State ramping up virus testing capabilities
A little over 1% of Blair residents have been tested
With the COVID-19 pandemic in Pennsylvania 2 months old, 262,000 state residents have been tested for the virus — about 2 percent of the population.
In order to be able to reopen society safely, the administration plans — among other things — to ramp up its testing program, so that within any region deemed ready to reopen, 2 percent of the residents there can be tested every month.
Testing in the six-county area centered on Blair has so far been more anemic than the level for the state as a whole, with a little less than 1 percent of the 587,000 people here having been tested, which is probably a reflection of the relatively low level of infection in the region.
A little over 1 percent of Blair County’s residents have been tested — even as officials here are hopeful the county will be slated for reopening toward the end of next week.
The state has been ramping up its testing capabilities, having moved from an initial policy in which testing was focused on symptomatic people in high-risk situations, including health care workers, first responders, employees and residents of long-term living facilities and those over 65.

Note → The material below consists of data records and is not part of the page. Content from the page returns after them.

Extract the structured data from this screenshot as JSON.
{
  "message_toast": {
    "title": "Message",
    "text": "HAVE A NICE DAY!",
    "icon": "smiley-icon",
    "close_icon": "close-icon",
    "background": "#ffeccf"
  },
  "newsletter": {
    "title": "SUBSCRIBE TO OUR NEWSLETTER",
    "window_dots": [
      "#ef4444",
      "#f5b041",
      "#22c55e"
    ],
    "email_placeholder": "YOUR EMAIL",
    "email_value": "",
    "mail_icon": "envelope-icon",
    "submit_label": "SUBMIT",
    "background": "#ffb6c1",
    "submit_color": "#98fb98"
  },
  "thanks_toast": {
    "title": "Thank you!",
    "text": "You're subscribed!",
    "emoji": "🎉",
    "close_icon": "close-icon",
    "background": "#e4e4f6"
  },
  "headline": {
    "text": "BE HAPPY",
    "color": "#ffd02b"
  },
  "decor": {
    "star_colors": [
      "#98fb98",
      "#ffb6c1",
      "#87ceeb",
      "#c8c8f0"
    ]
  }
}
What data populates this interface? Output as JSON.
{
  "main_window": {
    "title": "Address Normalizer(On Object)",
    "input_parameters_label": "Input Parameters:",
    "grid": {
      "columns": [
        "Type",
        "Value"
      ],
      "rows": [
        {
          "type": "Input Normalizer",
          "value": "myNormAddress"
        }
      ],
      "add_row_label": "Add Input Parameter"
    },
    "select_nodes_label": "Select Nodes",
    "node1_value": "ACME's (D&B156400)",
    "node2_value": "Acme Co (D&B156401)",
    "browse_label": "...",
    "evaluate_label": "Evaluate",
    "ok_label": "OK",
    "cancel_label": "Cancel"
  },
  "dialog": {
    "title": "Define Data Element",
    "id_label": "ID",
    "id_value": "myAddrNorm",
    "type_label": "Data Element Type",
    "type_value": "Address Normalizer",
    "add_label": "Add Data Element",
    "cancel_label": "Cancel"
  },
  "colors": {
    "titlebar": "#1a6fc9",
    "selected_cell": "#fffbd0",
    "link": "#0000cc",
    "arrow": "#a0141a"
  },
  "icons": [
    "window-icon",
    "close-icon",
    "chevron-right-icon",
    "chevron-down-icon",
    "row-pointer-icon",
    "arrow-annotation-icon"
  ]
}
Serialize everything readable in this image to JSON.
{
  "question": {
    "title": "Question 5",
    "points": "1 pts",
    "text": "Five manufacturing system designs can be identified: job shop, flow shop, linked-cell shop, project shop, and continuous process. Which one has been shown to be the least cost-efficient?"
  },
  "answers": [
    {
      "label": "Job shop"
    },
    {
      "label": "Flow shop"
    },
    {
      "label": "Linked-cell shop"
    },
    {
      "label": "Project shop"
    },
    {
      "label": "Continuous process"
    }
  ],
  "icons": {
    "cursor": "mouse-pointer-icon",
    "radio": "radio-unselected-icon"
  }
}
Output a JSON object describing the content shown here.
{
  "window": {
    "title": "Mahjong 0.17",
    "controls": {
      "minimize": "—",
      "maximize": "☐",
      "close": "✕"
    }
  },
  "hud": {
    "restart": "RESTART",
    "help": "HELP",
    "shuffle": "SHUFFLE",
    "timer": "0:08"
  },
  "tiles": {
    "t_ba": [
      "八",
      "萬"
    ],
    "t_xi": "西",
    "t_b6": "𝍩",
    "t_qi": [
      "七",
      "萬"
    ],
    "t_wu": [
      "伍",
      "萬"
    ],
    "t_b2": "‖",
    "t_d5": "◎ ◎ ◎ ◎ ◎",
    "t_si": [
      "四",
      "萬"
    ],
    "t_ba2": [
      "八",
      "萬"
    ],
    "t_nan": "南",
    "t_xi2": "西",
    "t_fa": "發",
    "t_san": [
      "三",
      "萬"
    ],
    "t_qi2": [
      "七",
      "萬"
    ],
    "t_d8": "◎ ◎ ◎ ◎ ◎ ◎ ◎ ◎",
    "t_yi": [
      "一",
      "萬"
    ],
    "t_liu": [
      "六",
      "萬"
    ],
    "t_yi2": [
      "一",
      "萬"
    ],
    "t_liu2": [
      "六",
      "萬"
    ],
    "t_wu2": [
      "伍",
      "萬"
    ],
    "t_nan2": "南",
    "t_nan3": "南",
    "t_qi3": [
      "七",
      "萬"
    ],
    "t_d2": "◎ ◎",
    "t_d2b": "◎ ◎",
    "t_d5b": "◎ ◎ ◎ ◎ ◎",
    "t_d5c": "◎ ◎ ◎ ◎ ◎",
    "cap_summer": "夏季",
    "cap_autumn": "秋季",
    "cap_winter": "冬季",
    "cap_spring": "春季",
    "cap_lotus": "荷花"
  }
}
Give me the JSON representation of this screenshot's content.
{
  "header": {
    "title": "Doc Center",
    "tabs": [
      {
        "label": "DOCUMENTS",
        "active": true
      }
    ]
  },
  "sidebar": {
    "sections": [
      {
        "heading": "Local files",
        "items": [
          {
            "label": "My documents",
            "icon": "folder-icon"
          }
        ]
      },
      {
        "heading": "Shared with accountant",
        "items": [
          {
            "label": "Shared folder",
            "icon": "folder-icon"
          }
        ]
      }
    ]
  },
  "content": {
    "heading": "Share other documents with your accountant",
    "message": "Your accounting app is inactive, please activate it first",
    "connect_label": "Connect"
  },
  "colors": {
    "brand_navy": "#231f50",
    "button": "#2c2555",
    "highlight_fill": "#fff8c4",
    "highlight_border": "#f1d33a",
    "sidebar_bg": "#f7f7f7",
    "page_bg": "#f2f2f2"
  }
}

Early on, the Department of Health set up COVID testing protocols at its lab in Exton, while commercial laboratories, LabCorp and Quest also did tests. After a time, hospitals and health systems, including UPMC, joined the effort.
Hospitals, including UPMC, also set up dedicated sampling sites.
There were mass, drive-thru sampling sites established in Philadelphia and Montgomery County, although the one in Philadelphia was closed, because there were enough other options, while the one in Montgomery County was moved to a different location in the same county.
Recently, a drive-thru mass sampling site was established at Wilkes-Barre in Luzerne County.
In addition, MedExpress does sampling in selected locations, as does Rite Aid.
“We’re building an eclectic array,” said Health Secretary Dr. Rachel Levine on Thursday during her daily webcast.
Her department is looking to partner with other companies, including pharmacies, to boost capacity further, she said.
There have been periodic shortages of components needed for tests — kits or platforms, sampling swabs and reagents and other chemicals needed to conduct the tests, but those shortages have eased, Levine indicated Thursday.
The DoH has collaborated with the Department of Community and Economic Development, other state agencies and federal partners to obtain additional testing resources, according to the administration’s testing plan, available on the DoH website.
The DoH determines who should be tested, DCED works with state-based companies to develop new testing technology, and the Pennsylvania Emergency Management Agency helps get testing to the communities where they are needed, according to the plan.
The administration’s goal is for 90 percent of the state’s residents to live within 45 miles of a sampling site, although officials plan to monitor infection rates in communities to ensure testing sites are situated where needed, according to the plan.
The testing strategy needs to be flexible as the situation changes and as knowledge about the disease evolves, according to the plan.
For the last couple of weeks, the state is encouraging anyone with symptoms to get tested.
Eventually, the hope is to begin testing patients without symptoms, but that needs to be done in a coordinated way, as a means of “population surveillance,” Levine said.
That sort of testing can include testing for antibodies, which develop in people who have been infected, and which can remain after they have recovered, perhaps conferring immunity from further infection.
The department intends to work with “community partners, county/municipal health departments and local health care leaders to inform a localized strategy,” the plan states.